Who am I to argue with Socrates, right? I am Greek and I am a woman.

In my culture (in neighboring Italy and several other cultures, too), we, women, are the experts. As I was growing up, If you had a cold, your grandmother would confidently rub your back and your chest with blue spirit, the one used for lamps. Then she would put a woolen cloth, probably cut from your grandfather’s worn-out jumper -that was recycling and sustainability before the West made of it a thing of the experts, and order you to get under the blankets. Then your mother would bring soup from some animal bones with plenty of pepper and lemon, and off to sleep you went. In three days’ time, you’d be ready to take off like a partridge, as the saying goes. Nobody would dear take on those women on things of their expertise.

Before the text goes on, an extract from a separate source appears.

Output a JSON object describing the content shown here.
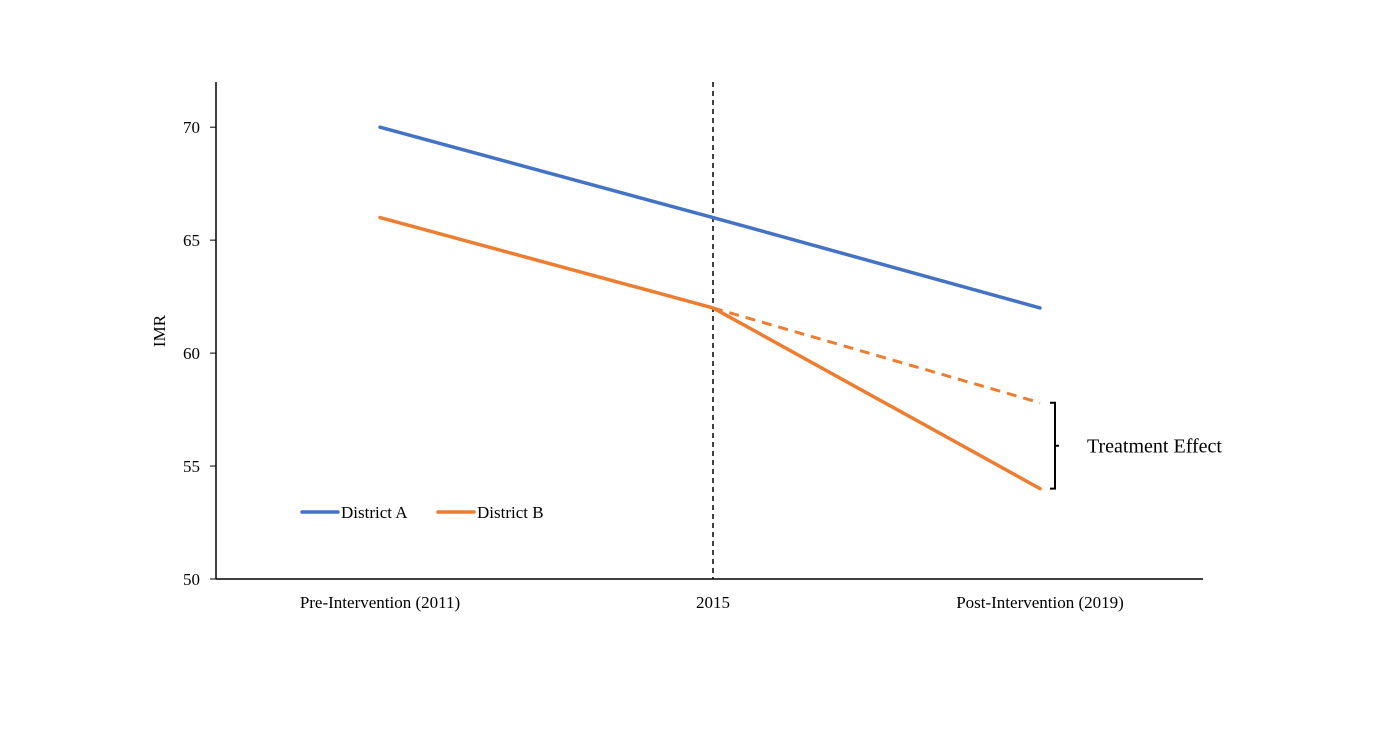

If you have ever wandered around some paved streets in the Greek countryside, late in the afternoon, you might have seen older and younger women sitting around and talking, and talking, while their hands would simultaneously create some crochet pattern as if they were blindfolded. That is multi-tasking and art therapy together, before “the experts” put a label on it.

The reason why I am sharing this is that I want you to be free and confident in your womanhood, as any human deserves to be since we have all been created free and beautiful and wise.

This is my life purpose and my heart’s desire. To pass on to you the wisdom of my ancestors, and the confidence to use it. Sitting on a wicker stool, watching the world go by and sharing our woman wisdom.